McGregor’s appointment as investigator in charge of the aviation accident was announced today by Fiji’s Department of Civil Aviation. He specialises in forensic engineering and air accident investigation, the department states.
His last investigation in Fiji was the crash last year also in northern Fiji of a Cessna 172R flown by a flight instructor with his pilot student as passenger. He identified inclement weather as a likely cause of the accident.
In last Friday’s accident, the helicopter identified as a Robinson R44 Raven II was on a mercy flight from Naitauba Island in northern Lau to Labasa when it went missing. With the sole pilot was a woman with her two year old sick child.
Search by emergency personnel assisted by police officers and local villagers found the body of the woman on the coastline of Natewa Bay. Debris believed to belong to the missing helicopter have also been recovered.
They are concentrating their search on the coastline between Korotasere and Vanuavou villagers.

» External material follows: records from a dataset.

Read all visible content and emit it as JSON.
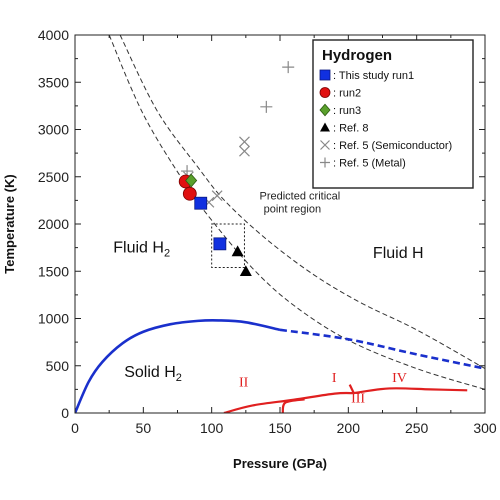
{
  "chart_data": {
    "type": "scatter",
    "xlabel": "Pressure (GPa)",
    "ylabel": "Temperature (K)",
    "xlim": [
      0,
      300
    ],
    "ylim": [
      0,
      4000
    ],
    "x_ticks": [
      "0",
      "50",
      "100",
      "150",
      "200",
      "250",
      "300"
    ],
    "y_ticks": [
      "0",
      "500",
      "1000",
      "1500",
      "2000",
      "2500",
      "3000",
      "3500",
      "4000"
    ],
    "grid": false,
    "legend": {
      "title": "Hydrogen",
      "placement": "top-right",
      "entries": [
        {
          "label": ": This study run1",
          "marker": "square",
          "color": "#1030e0"
        },
        {
          "label": ": run2",
          "marker": "circle",
          "color": "#e01010"
        },
        {
          "label": ": run3",
          "marker": "diamond",
          "color": "#5aa02c"
        },
        {
          "label": ": Ref. 8",
          "marker": "triangle",
          "color": "#000000"
        },
        {
          "label": ": Ref. 5 (Semiconductor)",
          "marker": "x",
          "color": "#888888"
        },
        {
          "label": ": Ref. 5 (Metal)",
          "marker": "plus",
          "color": "#888888"
        }
      ]
    },
    "series": [
      {
        "name": ": This study run1",
        "marker": "square",
        "color": "#1030e0",
        "points": [
          [
            92,
            2220
          ],
          [
            106,
            1790
          ]
        ]
      },
      {
        "name": ": run2",
        "marker": "circle",
        "color": "#e01010",
        "points": [
          [
            81,
            2450
          ],
          [
            84,
            2320
          ]
        ]
      },
      {
        "name": ": run3",
        "marker": "diamond",
        "color": "#5aa02c",
        "points": [
          [
            85,
            2460
          ]
        ]
      },
      {
        "name": ": Ref. 8",
        "marker": "triangle",
        "color": "#000000",
        "points": [
          [
            119,
            1710
          ],
          [
            125,
            1500
          ]
        ]
      },
      {
        "name": ": Ref. 5 (Semiconductor)",
        "marker": "x",
        "color": "#888888",
        "points": [
          [
            83,
            2500
          ],
          [
            98,
            2230
          ],
          [
            104,
            2300
          ],
          [
            124,
            2870
          ],
          [
            124,
            2770
          ]
        ]
      },
      {
        "name": ": Ref. 5 (Metal)",
        "marker": "plus",
        "color": "#888888",
        "points": [
          [
            82,
            2560
          ],
          [
            140,
            3240
          ],
          [
            156,
            3660
          ]
        ]
      }
    ],
    "curves": [
      {
        "id": "dashed-upper",
        "style": "dashed",
        "color": "#333333",
        "points": [
          [
            33,
            4000
          ],
          [
            60,
            3200
          ],
          [
            90,
            2600
          ],
          [
            110,
            2240
          ],
          [
            140,
            1840
          ],
          [
            175,
            1460
          ],
          [
            210,
            1160
          ],
          [
            250,
            880
          ],
          [
            300,
            470
          ]
        ]
      },
      {
        "id": "dashed-lower",
        "style": "dashed",
        "color": "#333333",
        "points": [
          [
            25,
            4000
          ],
          [
            50,
            3160
          ],
          [
            80,
            2440
          ],
          [
            100,
            2040
          ],
          [
            130,
            1530
          ],
          [
            160,
            1140
          ],
          [
            200,
            770
          ],
          [
            250,
            470
          ],
          [
            300,
            250
          ]
        ]
      },
      {
        "id": "melting-solid",
        "style": "solid",
        "color": "#1a30cc",
        "points": [
          [
            0,
            0
          ],
          [
            10,
            330
          ],
          [
            20,
            540
          ],
          [
            35,
            740
          ],
          [
            50,
            860
          ],
          [
            70,
            940
          ],
          [
            90,
            975
          ],
          [
            105,
            980
          ],
          [
            125,
            960
          ],
          [
            150,
            880
          ]
        ]
      },
      {
        "id": "melting-extrapolated",
        "style": "dashed",
        "color": "#1a30cc",
        "points": [
          [
            150,
            880
          ],
          [
            200,
            780
          ],
          [
            250,
            620
          ],
          [
            300,
            470
          ]
        ]
      },
      {
        "id": "phase-I-II",
        "style": "solid",
        "color": "#e02020",
        "points": [
          [
            109,
            0
          ],
          [
            130,
            80
          ],
          [
            160,
            140
          ],
          [
            190,
            205
          ],
          [
            204,
            210
          ]
        ]
      },
      {
        "id": "phase-II-III",
        "style": "solid",
        "color": "#e02020",
        "points": [
          [
            152,
            0
          ],
          [
            154,
            110
          ],
          [
            168,
            145
          ]
        ]
      },
      {
        "id": "phase-I-III",
        "style": "solid",
        "color": "#e02020",
        "points": [
          [
            204,
            210
          ],
          [
            201,
            300
          ]
        ]
      },
      {
        "id": "phase-I-IV",
        "style": "solid",
        "color": "#e02020",
        "points": [
          [
            204,
            210
          ],
          [
            230,
            260
          ],
          [
            260,
            250
          ],
          [
            287,
            240
          ]
        ]
      }
    ],
    "annotations": [
      {
        "text": "Fluid H",
        "sub": "2",
        "x": 28,
        "y": 1700
      },
      {
        "text": "Fluid H",
        "sub": "",
        "x": 218,
        "y": 1640
      },
      {
        "text": "Solid H",
        "sub": "2",
        "x": 36,
        "y": 380
      },
      {
        "text": "Predicted critical",
        "x": 135,
        "y": 2260
      },
      {
        "text": "point region",
        "x": 138,
        "y": 2120
      },
      {
        "text": "I",
        "x": 188,
        "y": 330,
        "phase": true
      },
      {
        "text": "II",
        "x": 120,
        "y": 280,
        "phase": true
      },
      {
        "text": "III",
        "x": 202,
        "y": 110,
        "phase": true
      },
      {
        "text": "IV",
        "x": 232,
        "y": 330,
        "phase": true
      }
    ],
    "predicted_region": {
      "x": [
        100,
        124
      ],
      "y": [
        1540,
        2000
      ]
    }
  }
}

“Debris and aircraft parts were quickly located based on the helicopter’s last known position,” a statement from the Civil Aviation Authority of Fiji had said last Saturday in confirming the aerial accident. “Evidence found at the scene suggests that the helicopter had impacted the water at a relatively high speed and that there are no survivors.”
The passengers of the ill-fated flight are said to be the family of a man who works in Naitauba, a freehold island lying east of Vanuabalavu that belongs to a cult from the US, who are devotees of a man they referred to as Adi Da Samrashram.